Comunicação Social

A comunicação humana é cheia de ambiguidade, de vagueza. Dialetos e línguas são ao mesmo tempo econômicos e redundantes: muita coisa fica dependente do contexto, e muita coisa é repetida (mas de um jeito diferente).

Nessas horas, uma coisa que ajuda a esclarecer o que alguém fala pra gente é a tal da transitividade e o tal do senso comum

"Pega ladrão!"

"Pega ladrão" é uma frase clara porque, pelo contexto social (senso comum), a gente entende que a frase é um chamado aberto pra quem estiver ouvindo,
e pela transitividade a gente entende que esse ouvinte tem que tomar uma atitude sobre o ladrão ("Rápido, alguém pega aquele ladrão ali!").


"Rápido, alguém pega aquele ladrão ali!"


Transitividade em contexto ajuda a responder essas quatro perguntas: quem faz o quê, a quem, e como.

Quem? (sujeito): "alguém"

Faz o que? (verbo do predicado): "pega"

A quem/quê? (objeto do predicado): "aquele ladrão ali"

Como? (adjunto/advérbio): "Rápido"


Isso geralmente é suficiente pra gente levar a vida nos lugares comuns em que a gente circula, com gente que fala a nossa língua e que a gente mais ou menos conhece.

Mas às vezes a gente quer se aprofundar num assunto, refletir nos detalhes, fazer uma pesquisa acadêmica, ou simplesmente discutir política.

Nesses casos mais delicados é importante adicionar três perguntas: onde,  quando, e quanto.
"Pega ladrão!"  não é delicado, porque o contexto deixa muito claro o onde/quando/quanto. Onde tá o ladrão? Logo ali. Quando é pra pegar? Agora. Quantos ladrões ou que partes do ladrão tem que pegar? Um ladrão só, e inteiro (não queremos só as mãos do ladrão).

Uma frase mais delicada é como esta:


Deus ressuscitou Jesus.

O contexto é o passado remoto, milênios atrás. A transitividade é:

Quem? (sujeito): "Deus"

Faz o que? (verbo do predicado): "ressuscitou"

A quem/quê? (objeto do predicado): "Jesus"

Como? (adjunto/advérbio): [nulo]


A frase parece clara, mas só até alguém começar a debater sobre onde exatamente Jesus estava (onde?), quando exatamente ele voltou à vida (quando?), e se ele voltou por inteiro, fisicamente, ou só em espírito (quanto?).
E se Jesus não ressuscitou por completo, em carne e osso?
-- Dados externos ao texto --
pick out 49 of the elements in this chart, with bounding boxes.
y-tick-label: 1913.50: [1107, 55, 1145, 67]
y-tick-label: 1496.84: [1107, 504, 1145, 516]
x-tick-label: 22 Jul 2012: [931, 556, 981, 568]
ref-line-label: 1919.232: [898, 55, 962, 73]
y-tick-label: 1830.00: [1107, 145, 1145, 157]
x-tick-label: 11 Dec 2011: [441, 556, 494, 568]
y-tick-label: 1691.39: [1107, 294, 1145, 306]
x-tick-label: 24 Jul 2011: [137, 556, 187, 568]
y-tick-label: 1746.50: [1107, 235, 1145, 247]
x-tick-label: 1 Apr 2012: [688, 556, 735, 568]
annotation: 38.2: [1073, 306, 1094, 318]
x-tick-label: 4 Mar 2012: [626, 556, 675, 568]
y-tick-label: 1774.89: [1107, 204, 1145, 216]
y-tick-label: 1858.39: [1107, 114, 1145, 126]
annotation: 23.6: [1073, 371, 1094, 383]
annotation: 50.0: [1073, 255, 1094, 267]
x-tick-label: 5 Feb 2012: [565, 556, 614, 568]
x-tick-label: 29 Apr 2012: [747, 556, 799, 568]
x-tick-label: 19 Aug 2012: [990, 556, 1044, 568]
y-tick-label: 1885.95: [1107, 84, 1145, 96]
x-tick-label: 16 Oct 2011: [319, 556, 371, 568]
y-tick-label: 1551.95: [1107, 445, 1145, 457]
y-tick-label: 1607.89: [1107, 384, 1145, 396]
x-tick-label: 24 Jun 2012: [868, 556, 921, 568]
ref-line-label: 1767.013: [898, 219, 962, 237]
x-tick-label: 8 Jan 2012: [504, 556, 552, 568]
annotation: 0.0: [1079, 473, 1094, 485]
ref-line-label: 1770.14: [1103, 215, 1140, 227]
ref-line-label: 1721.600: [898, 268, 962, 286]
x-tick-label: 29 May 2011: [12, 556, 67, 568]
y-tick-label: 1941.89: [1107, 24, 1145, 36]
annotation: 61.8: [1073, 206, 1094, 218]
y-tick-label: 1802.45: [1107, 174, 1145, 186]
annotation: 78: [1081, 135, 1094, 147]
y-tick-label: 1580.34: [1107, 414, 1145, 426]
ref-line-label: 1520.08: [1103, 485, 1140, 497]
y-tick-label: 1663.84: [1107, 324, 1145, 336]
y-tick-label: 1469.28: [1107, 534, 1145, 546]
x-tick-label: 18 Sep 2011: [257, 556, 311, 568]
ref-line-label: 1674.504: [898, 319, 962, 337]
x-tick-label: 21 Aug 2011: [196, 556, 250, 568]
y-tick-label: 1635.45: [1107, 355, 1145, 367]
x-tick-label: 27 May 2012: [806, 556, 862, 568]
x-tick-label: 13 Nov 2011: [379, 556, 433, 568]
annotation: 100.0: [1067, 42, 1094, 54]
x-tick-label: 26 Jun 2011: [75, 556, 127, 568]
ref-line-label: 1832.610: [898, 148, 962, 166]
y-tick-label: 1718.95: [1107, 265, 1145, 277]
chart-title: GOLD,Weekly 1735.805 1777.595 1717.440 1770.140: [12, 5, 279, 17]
E se ele ressuscitou no segundo dia em vez do terceiro? E se ele nunca tiver sido colocado na tumba de José de Arimatéia, mas sim em outro lugar?
Ainda assim, a frase "Deus ressuscitou Jesus" faz algum sentido. Pode não ser o sentido mais popular, mas tem gente que entende a frase assim (não é o meu caso).


A vantagem das três perguntas é que elas ajudam a gente a organizar nossos debates, e a descobrir se a gente de fato está se entendendo, e se a gente concorda mesmo sobre algo. Um miticista e um crente podem ambos afirmar, e até cantar juntos, essa frase. 

Um pensa que, no imaginário social, Jesus de fato vive, e é isso que importa. O crente crê que tem um Jesus vivo em carne e osso hoje, como fato histórico.

A comunicação humana é cheia de ambiguidade, de vagueza.